Operation Danube is a Polish film in spite of a number of Czech actors in the roles of buoyant Czech pub regulars, whose pub is demolished by a lost Polish tank Beruška (Ladybird) during a celebration held by a local retiring train dispatcher. You can see Rudolf Hrušínský, Bolek Polívka, Jiří Menzel (who also undertook the “artistic supervision” of the film), Jaroslav Dušek, Jan Budař and Eva Holubová.
Director Jacek Głomb has until now worked as a theatre director in Polish Legnica. His film debut is based on a very successful theatre play inspired by an anecdote about a lost tank that he prepared with the theatre in 2006. The film is now heading for the film screen as a co-production with the Czech company In Film.
“Humorous” approach to the invasion of the former Warsaw pact army into Czechoslovakia underwent a number of changes under the production of Włodzimierz Niderhaus, Marius Lukomski and a Czech Rudolf Biermann. Scriptwriters Jacek Konradcki, Robert Urbanski and Jacek Głomb admitted right at the start that the Czech audience would not get the hyperbole of this tragicomedy in its original form since it was build from the great part on Polish wordplays and hints that would not work in Czech environment.

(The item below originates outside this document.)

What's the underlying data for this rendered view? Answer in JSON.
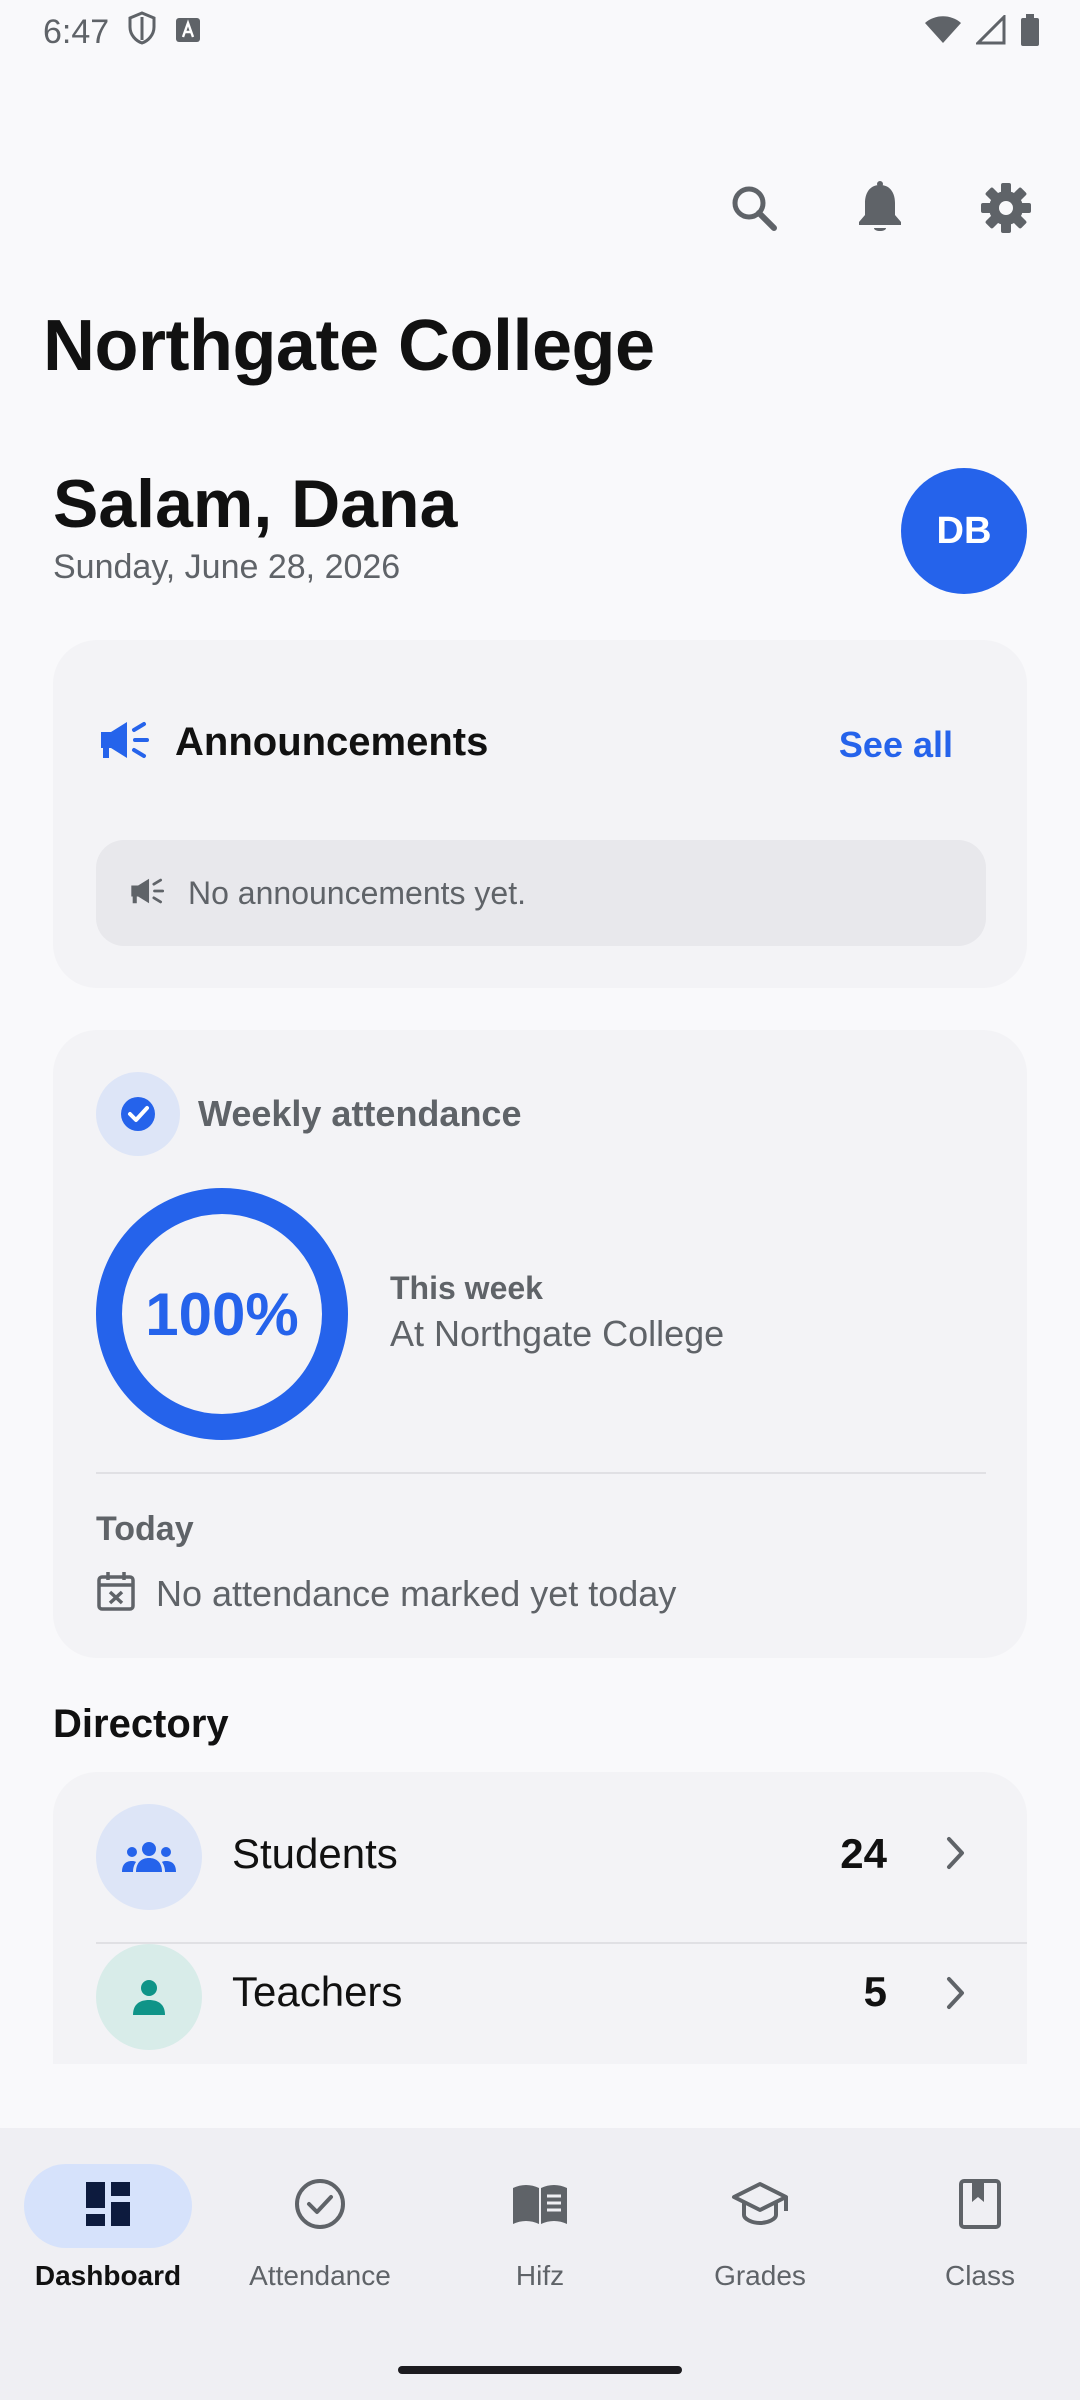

Głomb mainly took advantage of action and popular situational humour that he mainly left to the main protagonists led by Jaroslav Dušek, Eva Holubová and Bolek Polívka who wrote some of the dialogues to suit them. The dilemma of the regulars as to what to do with the broken tank and the occupants is not only disrupted by the locals’ good-naturedness (they are characterised mainly by their desire for a cold lager and a goulash with dumplings) but also by flirtation of two of the Polish soldiers with a couple of local girls. “History isn’t as black and white as they tell us in schools,” Głomb said.